UNIT is called in to an underwater archaeological site, where a team of scientists and other experts are investigating surprisingly advanced ancient ruins on a lake bed. But the ruins aren’t why Captain Mike Yates is there; he’s there to look into a number of missing artifacts from those ruins. The director of the project is surprisingly uncooperative, while Mike finds a more receptive ear among the scientists and dive teams. While he’s there, Mike witnesses the discovery of technology among the ruins, a find which he reports immediately to UNIT – and to the Doctor. The Doctor and Jo arrive promptly, and begin taking an active part in the investigation of the “ruins”, which the Doctor theorizes is a crashed spacecraft. The vehicle is guarded by statue-like robots capable of exerting deadly force. The scientists working on the project are now more determined than ever to get past these defenses to discover what’s inside the ship. The Doctor warns that perhaps the robotic guardians aren’t there to fend off scavengers from Earth, but may be there to protect Earth from what’s aboard their ship…
written by Justin Richards
directed by Nicholas Briggs
music by Jamie RobertsonCast: Tim Treloar (The Doctor / Narrator), Katy Manning (Jo Grant), Richard Franklin (Mike Yates), Carolyn Seymour (Freda Mattingly), Robbie Stevens (Johnny Repford / Director Pennard / Statue / Prosecutor), John Banks (Chief Dastron / Lt.
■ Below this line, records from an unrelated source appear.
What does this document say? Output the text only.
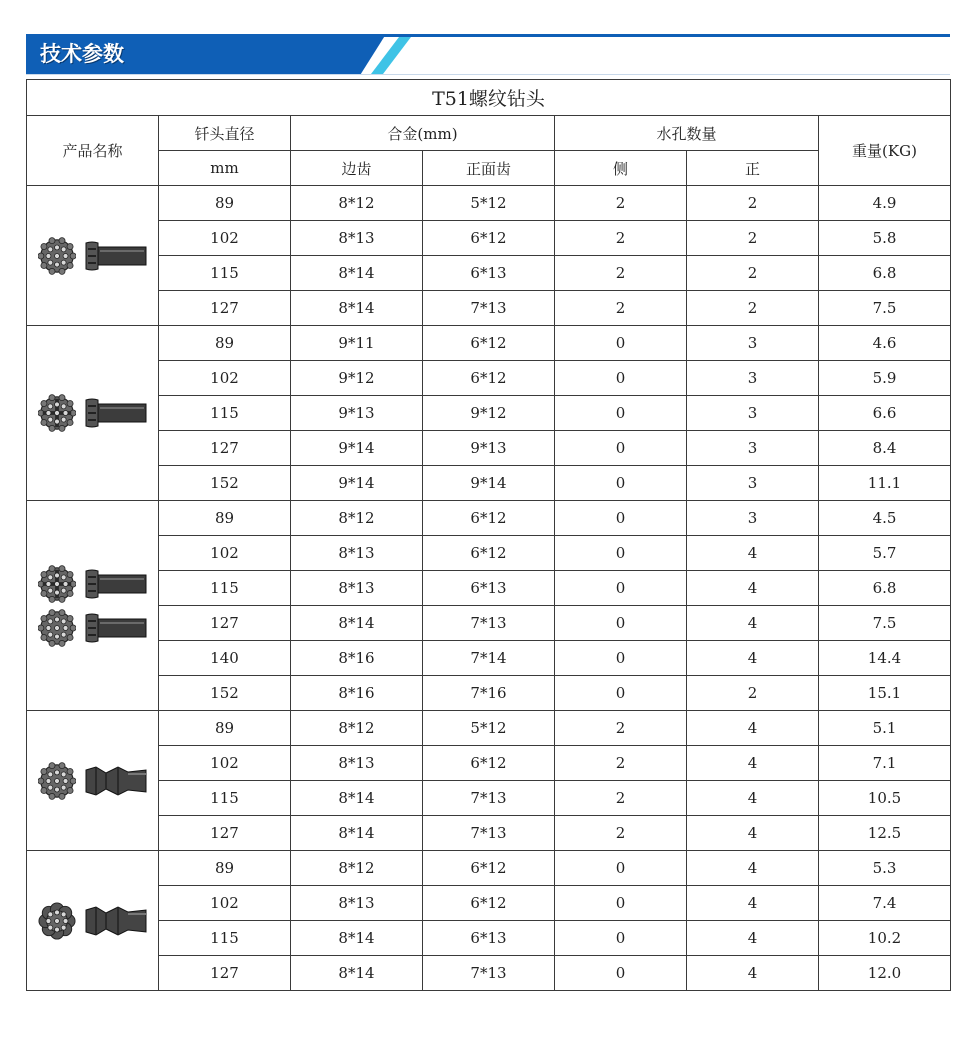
技术参数
T51螺纹钻头						
产品名称	钎头直径	合金(mm)		水孔数量		重量(KG)
	mm	边齿	正面齿	侧	正	

	89	8*12	5*12	2	2	4.9
	102	8*13	6*12	2	2	5.8
	115	8*14	6*13	2	2	6.8
	127	8*14	7*13	2	2	7.5

	89	9*11	6*12	0	3	4.6
	102	9*12	6*12	0	3	5.9
	115	9*13	9*12	0	3	6.6
	127	9*14	9*13	0	3	8.4
	152	9*14	9*14	0	3	11.1

	89	8*12	6*12	0	3	4.5
	102	8*13	6*12	0	4	5.7
	115	8*13	6*13	0	4	6.8
	127	8*14	7*13	0	4	7.5
	140	8*16	7*14	0	4	14.4
	152	8*16	7*16	0	2	15.1

	89	8*12	5*12	2	4	5.1
	102	8*13	6*12	2	4	7.1
	115	8*14	7*13	2	4	10.5
	127	8*14	7*13	2	4	12.5

	89	8*12	6*12	0	4	5.3
	102	8*13	6*12	0	4	7.4
	115	8*14	6*13	0	4	10.2
	127	8*14	7*13	0	4	12.0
Macintyre / UNIT Operative / Archaeologist)
LogBook entry and review by Earl Green
Review: I’m not sure skepticism is a strong enough word for my initial feelings when Big Finish announced its first full-up recasting of a classic Doctor. To be sure, Frazer Hines had been doing his eerily spot-on Troughton impersonation for years, while William Russell had become equally eerily adept at mimicking William Hartnell…but both of these men had worked closely with the actors in question. Tim Treolar, on the other hand, just happened to have developed a better “Pertwee voice” than most could manage on a good day. He had already played the part of the third Doctor in 2013’s 50th anniversary all-star team-up, The Light At The End, but only for brief scenes, under static, heard over the TARDIS scanner screen. The Third Doctor Adventures was a different animal altogether: Treolar would be recreating the role alongside Pertwee’s surviving castmates, and would be taking a front-and-center role in the two stories presented in this set.
Can one tell Treolar from Pertwee? Yes. He’s at his best when he’s in a gravelly lower register, but at other times it’s fairly easy to tell it’s not Jon Pertwee. In those moments where the impersonation is on the money, it’s almost scary how Pertwee-esque he sounds. Katy Manning magically de-ages herself to her 20s, and suddenly it’s the third Doctor and Jo, saving the Earth all over again. Richard Franklin appears as Mike Yates, virtually the only member of UNIT that Big Finish still has reliable access to, though Brigadier Lethbridge-Stewart is name-checked more than once. (It’s interesting that no one seems to be thinking of finding a new Lethbridge-Stewart, though perhaps this falls under the category of “too soon”. Fewer main cast members are alive from Pertwee’s era of the show than any other, so unless further previously-unthinkable recasting takes place, this is almost certain to be the line-up for any further Third Doctor Adventures.)
The story itself is pure Pertwee-era: it’s Earthbound, and there’s a potent combination of both alien menace and human avarice at play (though the two don’t actually dovetail at any point), and the Doctor has to save the human race from itself as much as from the alien threat. There’s a great scene in part four in which Jo is more or less acting as a surrogate Doctor, trying to convince everyone not to blow up the alien ship. This almost certainly places Prisoners Of The Lake closer to The Green Death than to Terror Of The Autons: this is Jo after being in the Doctor’s company for so long that it’s started to rub off on her.